I don't remember sweet potatoes much in my childhood; in fact, though I knew what they were, mostly I remember the baked variety that my ex-mother-in-law took to my husband's grandmother in the nursing home/hospital: a single, caramelized baked potato, cold and in its skin. A kind of gift.
So for me, sweet potatoes are a newish thing. I originally treated them like white potatoes: mashed, butter and salt, etc. They were okay like this, nothing special. Then I tried treating them like squash, baked, butter and cinnamon. They were like dessert like this: very sweet.
This was not satisfying. Then I started making fudge, not with sweet potatoes, but with chocolate of course: to which I started adding chili powder. Then I got Danielle's recipe.

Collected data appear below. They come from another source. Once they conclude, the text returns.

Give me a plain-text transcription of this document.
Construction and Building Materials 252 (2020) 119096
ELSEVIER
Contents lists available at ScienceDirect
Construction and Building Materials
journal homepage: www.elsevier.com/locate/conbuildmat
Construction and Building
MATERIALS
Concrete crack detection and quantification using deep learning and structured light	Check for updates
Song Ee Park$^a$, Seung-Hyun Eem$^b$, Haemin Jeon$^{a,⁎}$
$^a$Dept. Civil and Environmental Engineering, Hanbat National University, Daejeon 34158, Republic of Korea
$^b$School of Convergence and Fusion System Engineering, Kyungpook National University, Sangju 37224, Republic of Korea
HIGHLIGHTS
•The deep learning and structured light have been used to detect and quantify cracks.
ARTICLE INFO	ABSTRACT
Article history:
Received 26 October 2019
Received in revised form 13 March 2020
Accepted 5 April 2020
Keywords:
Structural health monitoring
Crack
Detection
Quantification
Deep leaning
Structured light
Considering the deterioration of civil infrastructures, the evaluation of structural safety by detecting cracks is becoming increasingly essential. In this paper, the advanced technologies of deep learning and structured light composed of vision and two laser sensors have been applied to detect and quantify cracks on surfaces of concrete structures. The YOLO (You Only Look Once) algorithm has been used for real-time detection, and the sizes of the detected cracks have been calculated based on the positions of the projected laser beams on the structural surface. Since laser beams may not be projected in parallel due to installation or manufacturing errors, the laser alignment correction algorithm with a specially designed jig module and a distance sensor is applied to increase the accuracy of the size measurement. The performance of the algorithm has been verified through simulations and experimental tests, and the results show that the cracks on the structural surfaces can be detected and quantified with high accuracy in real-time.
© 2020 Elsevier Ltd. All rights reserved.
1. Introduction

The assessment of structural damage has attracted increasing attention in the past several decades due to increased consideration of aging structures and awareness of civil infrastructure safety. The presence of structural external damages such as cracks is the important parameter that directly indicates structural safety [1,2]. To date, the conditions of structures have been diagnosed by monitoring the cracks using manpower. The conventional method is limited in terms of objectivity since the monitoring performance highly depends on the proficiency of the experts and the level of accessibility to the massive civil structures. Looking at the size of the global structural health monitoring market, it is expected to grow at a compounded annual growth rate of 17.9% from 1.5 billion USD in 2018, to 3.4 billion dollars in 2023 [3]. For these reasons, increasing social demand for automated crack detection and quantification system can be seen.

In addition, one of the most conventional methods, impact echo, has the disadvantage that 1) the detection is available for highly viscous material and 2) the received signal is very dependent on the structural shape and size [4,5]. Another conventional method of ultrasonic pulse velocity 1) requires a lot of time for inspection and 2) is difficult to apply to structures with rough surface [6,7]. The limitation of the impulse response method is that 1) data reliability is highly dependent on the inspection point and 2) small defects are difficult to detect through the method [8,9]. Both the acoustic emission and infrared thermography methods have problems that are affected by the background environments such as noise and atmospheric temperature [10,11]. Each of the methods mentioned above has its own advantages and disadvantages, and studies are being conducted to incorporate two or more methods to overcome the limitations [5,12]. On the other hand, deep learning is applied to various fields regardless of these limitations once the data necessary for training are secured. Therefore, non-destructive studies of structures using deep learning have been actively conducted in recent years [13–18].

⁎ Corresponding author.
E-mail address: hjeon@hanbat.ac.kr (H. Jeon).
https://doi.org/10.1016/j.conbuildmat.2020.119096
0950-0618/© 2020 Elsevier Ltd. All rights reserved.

Then I started thinking.
And THEN I bought this crazy stuff: chipotle powder (Jesus God, its own website!). Dekalb Farmer's Market is a wonder, the tenth or whatever wonder of the world. Who knew you could powder chipotles?
So: this is the simplification and perversion of Danielle's sweet potatoes.
You need about two pounds of sweet potatoes, salt, oil, chipotle powder. And an oven. That's it.
Preheat oven to 350.
Peel and dice the sweet potatoes into about 1 1/2" pieces.
Lightly oil a heavy, oven-proof dish.
Dump in the diced sweet potatoes and stir to coat them with the oil.
Sprinkle with about a tsp of salt.
Then, depending on how spicy you like things, sprinkle a pinch (not very spicy) or two (spicy) or three (you better have some milk [for Lucy] near) over the sweet potato.
Bake until they're soft, about half an hour.
Stir them half way through to distribute the spices.
Eat. It's yummy stuff. And good for you!
There you go.
Damn you, Taiwan and your lack of chipotle powder! I want to try this. I have a feeling though that Taiwan is just going to say, "Frankly, my dear..." (well, you know the rest.)